• ⛵️ Bermudes >> Acores

    April 29, Mer des Sargasses ⋅ 🌬 20 °C

    JOUR 1, mardi 28 Avril :
    Nous quittons le mouillage de Convict bay, il est 9h30. Nous serions bien partis plus tôt mais Douanes et Immigration nous ont demandé de venir faire la clearance juste avant de partir. Fred (voilier Loarwenn) me rejoint sur Zanzibar et rejoignons le bureau des douanes à terre, il est 8h. Nous partons simultanément, et contactons tour à tour Bermuda Radio pour obtenir l'autorisation d'emprunter l'étroit chenal de sortie. Nous bénéficions dans un premier temps du dévent de l'île, ce qui nous permet de hisser sereinement les voiles. Nous naviguons bord à bord jusqu'à la tombée de la nuit, nos vitesses étant quasiment les mêmes. Les conditions sont propices à de bons surfs, nous bénéficions de la traine d'une dépression dont le centre est passé la nuit dernière au Nord des Bermudes. Au programme des prochaines 24h : vent 30 nd, allure grand largue, houle max 3m prévue demain mercredi matin.
    Le régulateur d'allure fait le job et permet d'économiser les batteries. A la tombée de la nuit, celles ci sont encore à 94%.

    JOUR 2, mercredi 29 Avril : Zanzibar trace sa route sans broncher, la vitesse moyenne en 24h est de 7nd. Le vent et la houle sont encore assez soutenus mais nous encaissons tout cela par l'arrière : résultat, pas de chocs, ni de gîte, le bateau glisse et dévale la houle en allant parfois taquiner les 10, 11 noeuds en fin de surf.
    Au lever du jour, nous avons perdu de vue Loarwenn et ne les voyons plus à l'AIS depuis 3h du mat. Ils ont dû cravacher ferme pendant la nuit. Nous avions, en prévision de la nuit et suite à un grain dans la soirée, enroulé un peu plus que nécessaire le genois et pris le 3ieme ris dans la grand voile. C'est un petit peu au détriment de la vitesse, mais c'est la garantie de pouvoir encaisser un grain subit en pleine nuit, sans avoir à courir en catastrophe sur le pont. Nous nous contactons à la VHF, ils sont bien devant à environ 6 miles.
    Nous continuons à bien avancer (7nd de moyenne depuis le départ et nous pulverisons la barre des 160 nm parcourus chaque 24h).
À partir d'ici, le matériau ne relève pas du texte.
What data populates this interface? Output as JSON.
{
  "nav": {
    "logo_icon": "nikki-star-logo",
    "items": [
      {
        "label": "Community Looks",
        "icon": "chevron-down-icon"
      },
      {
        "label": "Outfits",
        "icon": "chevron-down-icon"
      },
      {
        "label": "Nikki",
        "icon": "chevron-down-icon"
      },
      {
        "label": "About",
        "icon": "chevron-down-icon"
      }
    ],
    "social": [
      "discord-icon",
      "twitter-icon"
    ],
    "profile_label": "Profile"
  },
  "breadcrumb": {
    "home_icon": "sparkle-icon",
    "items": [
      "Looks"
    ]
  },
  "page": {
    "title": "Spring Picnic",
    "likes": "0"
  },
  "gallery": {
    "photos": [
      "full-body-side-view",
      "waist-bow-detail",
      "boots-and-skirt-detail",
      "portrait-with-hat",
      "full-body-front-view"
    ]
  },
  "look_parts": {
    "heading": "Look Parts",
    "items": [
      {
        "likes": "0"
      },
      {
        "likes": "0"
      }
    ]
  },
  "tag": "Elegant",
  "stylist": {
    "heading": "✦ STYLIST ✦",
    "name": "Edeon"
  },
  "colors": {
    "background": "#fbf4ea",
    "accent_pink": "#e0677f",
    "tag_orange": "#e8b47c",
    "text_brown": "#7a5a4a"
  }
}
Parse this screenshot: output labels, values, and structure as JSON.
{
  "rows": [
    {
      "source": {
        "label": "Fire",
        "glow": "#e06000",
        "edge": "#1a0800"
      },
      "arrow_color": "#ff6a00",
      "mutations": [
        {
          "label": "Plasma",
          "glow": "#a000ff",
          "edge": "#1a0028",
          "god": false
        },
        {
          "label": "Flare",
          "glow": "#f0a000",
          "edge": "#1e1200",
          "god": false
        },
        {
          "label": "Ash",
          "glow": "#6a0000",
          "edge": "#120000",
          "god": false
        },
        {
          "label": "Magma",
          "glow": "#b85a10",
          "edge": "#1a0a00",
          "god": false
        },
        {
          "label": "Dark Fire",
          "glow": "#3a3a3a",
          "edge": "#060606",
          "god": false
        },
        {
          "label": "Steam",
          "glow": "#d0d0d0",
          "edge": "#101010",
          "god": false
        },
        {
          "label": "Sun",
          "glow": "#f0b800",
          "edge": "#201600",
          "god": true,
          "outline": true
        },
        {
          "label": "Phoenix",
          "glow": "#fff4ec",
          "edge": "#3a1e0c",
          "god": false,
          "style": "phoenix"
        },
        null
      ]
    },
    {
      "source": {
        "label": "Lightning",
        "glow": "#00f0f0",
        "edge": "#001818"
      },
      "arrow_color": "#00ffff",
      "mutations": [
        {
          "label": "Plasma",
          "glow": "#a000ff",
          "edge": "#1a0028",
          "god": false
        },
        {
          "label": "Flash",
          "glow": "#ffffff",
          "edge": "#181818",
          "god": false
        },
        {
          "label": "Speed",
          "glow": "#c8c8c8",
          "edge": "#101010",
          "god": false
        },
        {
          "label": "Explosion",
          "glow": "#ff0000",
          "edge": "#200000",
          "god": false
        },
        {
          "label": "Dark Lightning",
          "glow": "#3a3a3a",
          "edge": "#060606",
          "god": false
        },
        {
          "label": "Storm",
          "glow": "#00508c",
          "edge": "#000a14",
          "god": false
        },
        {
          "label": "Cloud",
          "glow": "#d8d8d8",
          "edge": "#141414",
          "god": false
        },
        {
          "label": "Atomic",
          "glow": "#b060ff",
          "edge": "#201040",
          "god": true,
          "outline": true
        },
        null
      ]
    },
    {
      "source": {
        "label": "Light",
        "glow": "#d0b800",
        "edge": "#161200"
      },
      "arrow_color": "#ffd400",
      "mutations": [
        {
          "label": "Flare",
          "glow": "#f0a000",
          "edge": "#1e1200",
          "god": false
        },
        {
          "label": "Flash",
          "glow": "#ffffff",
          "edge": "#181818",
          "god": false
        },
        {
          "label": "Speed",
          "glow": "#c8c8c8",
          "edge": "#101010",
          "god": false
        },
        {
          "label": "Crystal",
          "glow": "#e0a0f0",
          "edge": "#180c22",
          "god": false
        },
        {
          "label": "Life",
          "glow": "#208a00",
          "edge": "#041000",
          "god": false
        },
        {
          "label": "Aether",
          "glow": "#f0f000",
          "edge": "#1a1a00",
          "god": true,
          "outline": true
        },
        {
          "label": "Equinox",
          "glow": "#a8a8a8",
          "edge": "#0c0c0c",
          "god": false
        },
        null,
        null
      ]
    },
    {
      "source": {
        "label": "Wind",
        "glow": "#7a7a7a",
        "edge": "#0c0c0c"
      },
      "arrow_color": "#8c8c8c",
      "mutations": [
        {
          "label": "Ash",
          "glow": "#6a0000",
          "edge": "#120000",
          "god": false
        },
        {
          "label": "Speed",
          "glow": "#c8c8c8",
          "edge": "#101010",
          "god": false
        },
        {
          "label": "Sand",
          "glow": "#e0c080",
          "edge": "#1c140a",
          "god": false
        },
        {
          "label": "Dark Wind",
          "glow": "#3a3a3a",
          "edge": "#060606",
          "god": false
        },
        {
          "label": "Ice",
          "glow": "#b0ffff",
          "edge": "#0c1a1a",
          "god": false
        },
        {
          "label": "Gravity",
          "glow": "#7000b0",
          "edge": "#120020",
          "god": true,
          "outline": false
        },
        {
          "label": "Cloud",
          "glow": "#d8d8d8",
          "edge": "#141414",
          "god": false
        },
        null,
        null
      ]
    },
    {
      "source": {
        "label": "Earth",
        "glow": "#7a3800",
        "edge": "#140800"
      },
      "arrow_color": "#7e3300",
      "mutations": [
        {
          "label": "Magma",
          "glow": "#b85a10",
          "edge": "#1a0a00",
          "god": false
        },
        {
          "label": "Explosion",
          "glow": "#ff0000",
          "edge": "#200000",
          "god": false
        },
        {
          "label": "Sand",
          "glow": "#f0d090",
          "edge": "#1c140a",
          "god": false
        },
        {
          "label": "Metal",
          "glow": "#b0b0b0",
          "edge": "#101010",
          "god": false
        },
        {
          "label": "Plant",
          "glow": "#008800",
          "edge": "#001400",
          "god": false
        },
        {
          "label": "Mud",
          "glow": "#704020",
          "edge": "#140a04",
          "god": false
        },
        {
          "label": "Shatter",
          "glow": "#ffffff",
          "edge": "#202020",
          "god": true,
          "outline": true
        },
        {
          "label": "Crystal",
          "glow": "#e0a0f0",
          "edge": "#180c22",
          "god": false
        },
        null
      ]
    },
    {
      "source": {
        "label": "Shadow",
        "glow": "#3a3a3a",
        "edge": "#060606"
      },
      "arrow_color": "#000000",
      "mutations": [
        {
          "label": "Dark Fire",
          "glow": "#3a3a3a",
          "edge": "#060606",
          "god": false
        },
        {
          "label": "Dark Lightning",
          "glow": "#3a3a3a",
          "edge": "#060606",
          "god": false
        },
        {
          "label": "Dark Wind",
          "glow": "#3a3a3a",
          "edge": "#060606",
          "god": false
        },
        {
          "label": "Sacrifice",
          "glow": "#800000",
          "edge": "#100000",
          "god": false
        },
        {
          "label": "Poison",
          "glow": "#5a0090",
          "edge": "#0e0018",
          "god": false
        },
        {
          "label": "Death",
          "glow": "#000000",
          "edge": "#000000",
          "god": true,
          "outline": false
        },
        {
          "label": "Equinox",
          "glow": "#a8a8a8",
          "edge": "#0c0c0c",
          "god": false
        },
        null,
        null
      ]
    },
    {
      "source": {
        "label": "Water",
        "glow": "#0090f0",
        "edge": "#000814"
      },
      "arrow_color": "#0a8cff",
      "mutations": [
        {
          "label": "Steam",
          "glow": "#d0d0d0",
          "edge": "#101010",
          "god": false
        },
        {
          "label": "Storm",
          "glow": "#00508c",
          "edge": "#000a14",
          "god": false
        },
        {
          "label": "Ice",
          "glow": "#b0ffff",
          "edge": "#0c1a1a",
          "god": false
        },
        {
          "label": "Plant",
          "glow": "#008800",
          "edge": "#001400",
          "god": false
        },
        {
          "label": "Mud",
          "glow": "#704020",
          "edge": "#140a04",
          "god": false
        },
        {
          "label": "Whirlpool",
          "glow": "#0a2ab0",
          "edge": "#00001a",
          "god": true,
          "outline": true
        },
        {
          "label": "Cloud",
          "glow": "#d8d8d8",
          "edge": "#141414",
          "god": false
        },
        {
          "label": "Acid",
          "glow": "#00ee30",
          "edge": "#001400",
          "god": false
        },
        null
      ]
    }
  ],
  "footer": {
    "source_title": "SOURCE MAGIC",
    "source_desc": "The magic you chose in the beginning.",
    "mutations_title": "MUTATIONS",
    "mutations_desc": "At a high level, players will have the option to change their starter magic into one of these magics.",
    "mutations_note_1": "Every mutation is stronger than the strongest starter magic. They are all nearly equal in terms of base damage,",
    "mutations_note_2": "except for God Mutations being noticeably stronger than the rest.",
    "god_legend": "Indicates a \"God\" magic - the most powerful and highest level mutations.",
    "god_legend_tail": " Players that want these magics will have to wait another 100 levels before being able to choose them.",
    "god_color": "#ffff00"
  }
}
    JOUR 3, Jeudi 30 avril : en première moitié de nuit, nous avancons super bien et les surfs s'enchaînent sur cette houle qui culmine à présent à 3,4 m, maximum atteint à 21h. Maintenant elle ira en atténuation progressive (plus que 2m50 sur la prévision de demain). Je suis réveillé vers 3h du mat, le vent s'essouffle comme prévu mais plus vite que la houle, ce qui rend la vie à bord un peu plus dure car le gréement commence à grincer et claquer au gré de la houle... c'est ce qui me réveille. Un rapide coup d'œil sur le traceur où je vois L'AIS de Louarwenn qui s'affiche à 5 miles devant nous (nous n'avons pas perdu de terrain et en avons gagné un peu cette nuit). Maintenant s'engage une autre bataille : celle de faire avancer au mieux Zanzibar dans cette bulle de pétole qui se présente devant nous. Quand Titouan sort de sa bannette, il est 7h et je suis encore sur le pont à tenter de grappiller le moindre dixième de noeud. Ça finit par un envoi du gennaker qui pendouille lamentablement sans capter le moindre souffle... cette zone de calme n'est pas très étendue et nous devrions nous en extraire progressivement. 2 options s'offrent à nous pour la suite :
    1. Aller chercher les vents plus au nord en réalisant une route qui n'est pas directe. Et en s'exposant davantage aux passages de dépressions et à la houle qu'elles génèrent.
    2. Rester proche de la route directe, quitte à subir comme ce matin des zones de calme.
    Je décide de tenter la deuxième option, les prévisions annoncent des zones de calme mais il faudra réussir à se positionner pour les contourner.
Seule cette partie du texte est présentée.